Many people have stepped up from all around the country in hopes of helping the refugees once they arrive, especially the Afghan community in NOVA, and citizens from Virginia who have made lots of donations. The Dar Al Noor Mosque in Manassas has been flooded with food, clothes, and supply donations from all over the community after they asked for help on social media. According to the Prince William Times, they were “sorting through truckloads of supplies” after the post was up for four hours only.   

The biggest concern for these refugees is finding housing, according to the International Refugee Committee (IRC), who are overseeing the assimilation of the refugees. Housing is so hard to find for the refugees because many landlords find it too risky to take on refugees without credit or income. Groups like the IRC, appreciate the clothing and food donations, but they make it very clear that the best type of aid is helping to find housing for these refugees. Whether that be donating to a housing fund, telling them of landlords who are willing to take on the refugees, or if you are a landlord that is willing to take on the refugees. More information on how to help the refugees can be found on the IRC’s website.

Beside the IRC, the government works with many non-profit charities in order to help Afghan refugees get settled, find housing, clothing, jobs, and orientated to American life. These usually include several Christian non-profits, like Commonwealth Catholic Charities and the Lutheran Immigration and Refugee Services.

A bit of the broader picture starts as the U.S withdrawal in Afghanistan neared, which was when the Taliban swept through the country and seized the capital on August 15–taking back the country since their fall from power in 2001. As soon as this happened, thousands of Afghans rushed to the Kabul Airport–where they waited in the blazing sun with little food or water–in hopes of catching flights out of the country. The scene turned to chaos as the U.S troops secured the airport and tried to start evacuations.

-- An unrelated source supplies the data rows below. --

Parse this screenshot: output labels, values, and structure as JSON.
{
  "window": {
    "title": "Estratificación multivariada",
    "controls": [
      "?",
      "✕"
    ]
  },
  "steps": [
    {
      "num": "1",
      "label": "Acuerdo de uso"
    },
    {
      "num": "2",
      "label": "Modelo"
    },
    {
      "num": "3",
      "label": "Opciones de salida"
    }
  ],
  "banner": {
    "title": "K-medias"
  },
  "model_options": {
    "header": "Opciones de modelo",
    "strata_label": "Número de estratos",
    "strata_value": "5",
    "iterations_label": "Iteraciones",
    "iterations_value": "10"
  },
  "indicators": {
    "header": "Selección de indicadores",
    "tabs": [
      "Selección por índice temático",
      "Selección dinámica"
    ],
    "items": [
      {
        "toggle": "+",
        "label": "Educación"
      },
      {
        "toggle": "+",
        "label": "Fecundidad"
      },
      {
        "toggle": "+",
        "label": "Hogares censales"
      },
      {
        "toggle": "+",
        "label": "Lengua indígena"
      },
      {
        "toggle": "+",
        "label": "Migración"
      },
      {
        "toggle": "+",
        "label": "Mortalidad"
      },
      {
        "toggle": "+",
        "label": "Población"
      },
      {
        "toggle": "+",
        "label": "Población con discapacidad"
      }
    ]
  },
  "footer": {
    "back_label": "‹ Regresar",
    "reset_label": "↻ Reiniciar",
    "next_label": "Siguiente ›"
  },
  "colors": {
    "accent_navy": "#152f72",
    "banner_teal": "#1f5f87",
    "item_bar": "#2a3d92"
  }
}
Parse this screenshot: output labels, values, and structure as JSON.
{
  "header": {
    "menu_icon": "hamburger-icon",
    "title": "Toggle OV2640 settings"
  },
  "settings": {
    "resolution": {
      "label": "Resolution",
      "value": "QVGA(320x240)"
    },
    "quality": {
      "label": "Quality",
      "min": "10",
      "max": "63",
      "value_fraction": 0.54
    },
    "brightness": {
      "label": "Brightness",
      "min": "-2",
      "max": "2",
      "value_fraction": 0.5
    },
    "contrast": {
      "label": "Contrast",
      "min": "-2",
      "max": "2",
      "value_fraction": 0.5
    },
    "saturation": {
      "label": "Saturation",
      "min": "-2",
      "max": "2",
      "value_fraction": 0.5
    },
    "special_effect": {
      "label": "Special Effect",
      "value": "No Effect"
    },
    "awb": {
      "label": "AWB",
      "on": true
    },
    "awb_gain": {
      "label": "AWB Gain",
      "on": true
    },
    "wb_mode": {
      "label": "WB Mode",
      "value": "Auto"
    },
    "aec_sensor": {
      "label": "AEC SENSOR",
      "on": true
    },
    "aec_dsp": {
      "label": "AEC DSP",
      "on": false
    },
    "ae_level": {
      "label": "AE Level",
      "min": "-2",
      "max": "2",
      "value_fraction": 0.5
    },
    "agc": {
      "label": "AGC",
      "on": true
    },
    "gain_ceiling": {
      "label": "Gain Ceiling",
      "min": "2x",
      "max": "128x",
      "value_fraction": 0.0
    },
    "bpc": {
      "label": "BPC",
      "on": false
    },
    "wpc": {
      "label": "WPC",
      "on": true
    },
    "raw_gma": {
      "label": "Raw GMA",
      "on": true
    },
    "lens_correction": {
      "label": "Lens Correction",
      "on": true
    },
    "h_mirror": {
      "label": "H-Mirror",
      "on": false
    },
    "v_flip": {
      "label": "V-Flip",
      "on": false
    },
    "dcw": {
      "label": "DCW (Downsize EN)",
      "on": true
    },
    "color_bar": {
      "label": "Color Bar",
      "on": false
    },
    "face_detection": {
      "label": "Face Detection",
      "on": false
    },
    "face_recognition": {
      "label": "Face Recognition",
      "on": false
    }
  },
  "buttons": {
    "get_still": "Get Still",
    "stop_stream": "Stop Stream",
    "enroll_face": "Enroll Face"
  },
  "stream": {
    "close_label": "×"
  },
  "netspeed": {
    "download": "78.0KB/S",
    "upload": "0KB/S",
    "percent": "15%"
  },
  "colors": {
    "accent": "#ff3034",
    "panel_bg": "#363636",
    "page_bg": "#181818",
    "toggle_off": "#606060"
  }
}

Parents handed their babies and children over the fence, to US soldiers, in hopes–that at the least–their children would have a chance of a better life. Some were reunited as their parents were able to make it, while others were evacuated to the U.S as orphans. As the situation intensified, desperation did too, as some people who were not able to secure a flight clung onto the wings and tails of airplanes in hopes of making it out; unfortunately, those who tried fell to their death.